Extracellular matrix profiles determine risk and prognosis of the squamous cell carcinoma subtype of non-small cell lung carcinoma
Background Squamous cell carcinoma (SqCC) is a subtype of non-small cell lung cancer for which patient prognosis remains poor. The extracellular matrix (ECM) is critical in regulating cell behavior; however, its importance in tumor aggressiveness remains to be comprehensively characterized. Methods Multi-omics data of SqCC human tumor specimens was combined to characterize ECM features associated with initiation and recurrence. Penalized logistic regression was used to define a matrix risk signature for SqCC tumors and its performance across a panel of tumor types and in SqCC premalignant lesions was evaluated. Consensus clustering was used to define prognostic matreotypes for SqCC tumors. Matreotype-specific tumor biology was defined by integration of bulk RNAseq with scRNAseq data, cell type deconvolution, analysis of ligand-receptor interactions and enriched biological pathways, and through cross comparison of matreotype expression profiles with aging and idiopathic pulmonary fibrosis lung profiles. Results This analysis revealed subtype-specific ECM signatures associated with tumor initiation that were predictive of premalignant progression. We identified an ECM-enriched tumor subtype associated with the poorest prognosis. In silico analysis indicates that matrix remodeling programs differentially activate intracellular signaling in tumor and stromal cells to reinforce matrix remodeling associated with resistance and progression.

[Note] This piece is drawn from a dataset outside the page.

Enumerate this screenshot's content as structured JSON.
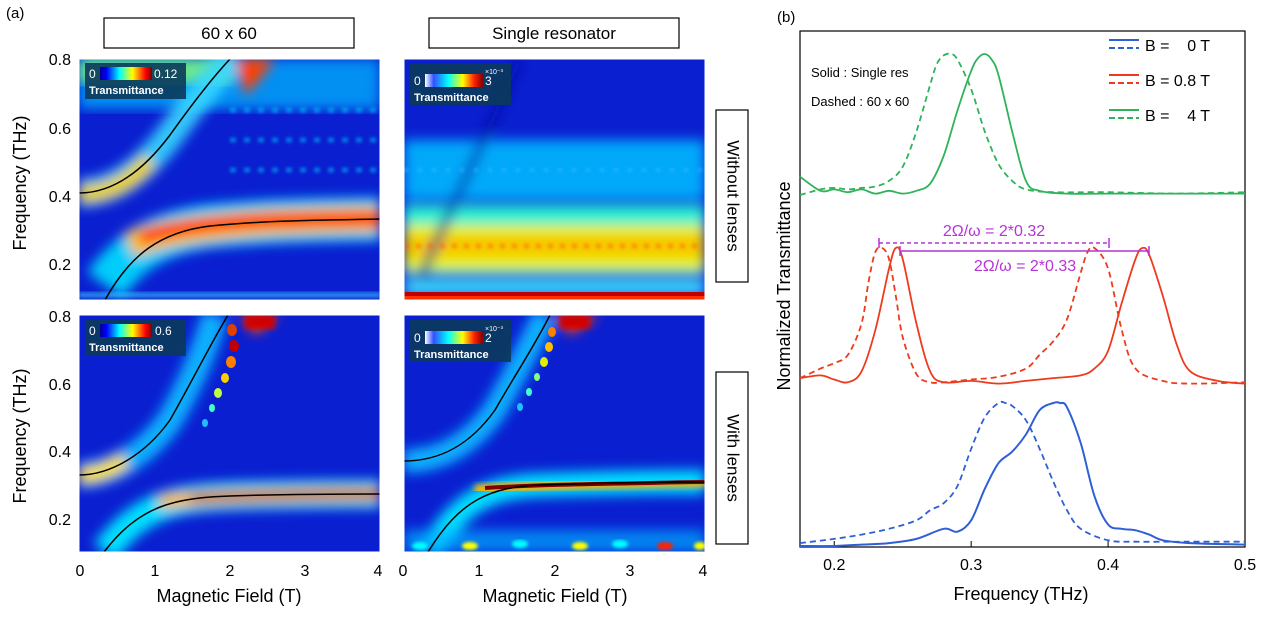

The matrix subtype with the poorest prognosis resembles ECM remodeling in idiopathic pulmonary fibrosis and may represent a field of cancerization associated with elevated cancer risk. Conclusions Collectively, this analysis defines matrix-driven features of poor prognosis to inform precision medicine prevention and treatment strategies towards improving SqCC patient outcome.